Waves of change have rippled through the continent, and South Africa is no exception. Arts and Culture Minister Nathi Mthethwa proposed the idea of changing the country’s name to something less… colonial. Seeing as colonisers constructed African borders by drawing lines on maps, a few country names simply described their location and some were changed after independence.

© Adwo/Shutterstock

Woman is power

2017 has been a year of resilience for many countries across the globe, with women at the forefront of the struggle. South African women have been fearlessly protesting and standing up to femicide, which is rife in the country. Their strength and fight in this year has been exemplary.

Drought of the century

The country’s worst drought this century has sparked dialogue around responsibility and the environment. Being in a popular bucket-list city, Cape Town’s hotels have had to take action with adjustments, such as removing bath plugs. All travellers should be aware of the water restrictions and state of the city’s dam as the drought continues into the new year.

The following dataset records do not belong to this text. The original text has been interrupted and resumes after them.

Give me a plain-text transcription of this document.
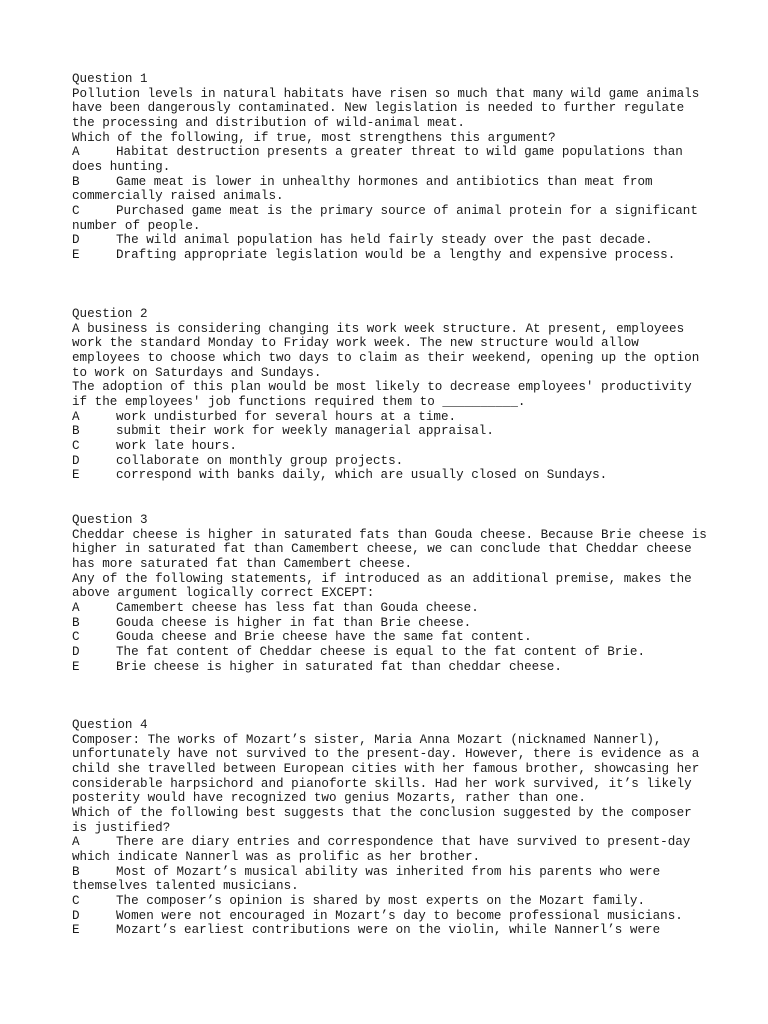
Question 1
Pollution levels in natural habitats have risen so much that many wild game animals have been dangerously contaminated. New legislation is needed to further regulate the processing and distribution of wild-animal meat.
Which of the following, if true, most strengthens this argument?
A	Habitat destruction presents a greater threat to wild game populations than does hunting.
B	Game meat is lower in unhealthy hormones and antibiotics than meat from commercially raised animals.
C	Purchased game meat is the primary source of animal protein for a significant number of people.
D	The wild animal population has held fairly steady over the past decade.
E	Drafting appropriate legislation would be a lengthy and expensive process.
Question 2
A business is considering changing its work week structure. At present, employees work the standard Monday to Friday work week. The new structure would allow employees to choose which two days to claim as their weekend, opening up the option to work on Saturdays and Sundays.
The adoption of this plan would be most likely to decrease employees' productivity if the employees' job functions required them to __________.
A	work undisturbed for several hours at a time.
B	submit their work for weekly managerial appraisal.
C	work late hours.
D	collaborate on monthly group projects.
E	correspond with banks daily, which are usually closed on Sundays.
Question 3
Cheddar cheese is higher in saturated fats than Gouda cheese. Because Brie cheese is higher in saturated fat than Camembert cheese, we can conclude that Cheddar cheese has more saturated fat than Camembert cheese.
Any of the following statements, if introduced as an additional premise, makes the above argument logically correct EXCEPT:
A	Camembert cheese has less fat than Gouda cheese.
B	Gouda cheese is higher in fat than Brie cheese.
C	Gouda cheese and Brie cheese have the same fat content.
D	The fat content of Cheddar cheese is equal to the fat content of Brie.
E	Brie cheese is higher in saturated fat than cheddar cheese.
Question 4
Composer: The works of Mozart’s sister, Maria Anna Mozart (nicknamed Nannerl), unfortunately have not survived to the present-day. However, there is evidence as a child she travelled between European cities with her famous brother, showcasing her considerable harpsichord and pianoforte skills. Had her work survived, it’s likely posterity would have recognized two genius Mozarts, rather than one.
Which of the following best suggests that the conclusion suggested by the composer is justified?
A	There are diary entries and correspondence that have survived to present-day which indicate Nannerl was as prolific as her brother.
B	Most of Mozart’s musical ability was inherited from his parents who were themselves talented musicians.
C	The composer’s opinion is shared by most experts on the Mozart family.
D	Women were not encouraged in Mozart’s day to become professional musicians.
E	Mozart’s earliest contributions were on the violin, while Nannerl’s were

De Villiers Dam on Table Mountain at 40% full
De Villiers Dam on Table Mountain at 40% full | © Andrew Thompson

Drum rolls for a highly anticipated hotel

The most anticipated hotel in Africa opened its doors in Cape Town this year. Decadent interior designs and stunning views of Cape Town’s harbour give guests the royal treatment. Situated along the luxurious V&A Waterfront, this breathtaking hotel has already been deemed a landmark.

An emerging sound that’s captivated the whole country

House music is one of South Africa’s biggest cultural exports and this year saw the rise and domination of the country’s cultural scene by a house subgenre that originated from townships, gqom. Babes Wodumo and Distruction Boyz are pioneering the direction of this young genre, spiralling the whole nation into a frenzy of dance.